Strategies to Improve Freight Railroad Performance
|Client||a major freight railway company (CSX Transportation)|
|Authors/Consultants||Homer JB, Keane TE, Lukiantseva NO, Bell DW|
An SD model was developed to assist the company in strategic planning. Freight railroads in the US in the late 1990s had chronic problems with on-time service performance, which, in turn, generate costs and tie up capacity. When capacity is already tight, train delays can lead to a vicious cycle, and in the worst case to prolonged gridlock, as occurred with Union Pacific in 1997. Railroad cars went missing, crossings were blocked, major terminals congested, and customers factories closed, leading to customer lawsuits. Increasing demand and shifts in demand among different lines of business (merchandise, coal, automobiles, train-to-truck intermodal) complicate the picture further.

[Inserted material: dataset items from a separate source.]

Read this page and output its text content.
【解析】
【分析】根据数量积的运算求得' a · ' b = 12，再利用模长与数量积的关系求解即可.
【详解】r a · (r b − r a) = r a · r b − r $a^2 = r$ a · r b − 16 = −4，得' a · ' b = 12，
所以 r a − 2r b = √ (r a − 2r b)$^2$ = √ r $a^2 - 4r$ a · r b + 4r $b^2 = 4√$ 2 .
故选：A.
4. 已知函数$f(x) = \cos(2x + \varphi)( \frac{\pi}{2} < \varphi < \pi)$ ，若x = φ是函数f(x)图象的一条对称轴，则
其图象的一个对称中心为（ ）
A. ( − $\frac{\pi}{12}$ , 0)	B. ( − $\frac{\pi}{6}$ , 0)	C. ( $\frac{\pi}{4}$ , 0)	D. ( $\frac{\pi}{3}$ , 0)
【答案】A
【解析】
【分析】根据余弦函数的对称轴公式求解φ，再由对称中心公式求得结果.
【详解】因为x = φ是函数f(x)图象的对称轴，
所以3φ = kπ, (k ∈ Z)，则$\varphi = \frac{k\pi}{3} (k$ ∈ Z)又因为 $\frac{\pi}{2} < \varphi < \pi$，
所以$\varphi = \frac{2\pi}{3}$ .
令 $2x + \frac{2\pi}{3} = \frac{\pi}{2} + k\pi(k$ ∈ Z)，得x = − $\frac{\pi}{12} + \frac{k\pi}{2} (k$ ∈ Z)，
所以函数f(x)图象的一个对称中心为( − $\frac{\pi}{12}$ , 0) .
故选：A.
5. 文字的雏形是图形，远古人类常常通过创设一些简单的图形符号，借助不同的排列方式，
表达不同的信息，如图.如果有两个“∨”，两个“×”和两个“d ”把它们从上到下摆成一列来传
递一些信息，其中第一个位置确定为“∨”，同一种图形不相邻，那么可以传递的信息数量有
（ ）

The SD model helped the client understand how to avoid congestion problems and improve on-time performance over a three-year time horizon of increasing demand growth. It suggested that solutions of three types were required: (1) capital solutions to add track, terminals, and equipment; (2) demand management to make seasonal adjustments and better allocate limited car capacity; and (3) operating solutions that could involve increasing the number of cars per train, establishing more reliable schedules, creating more flexibility in pick-up and delivery times, and improving productivity.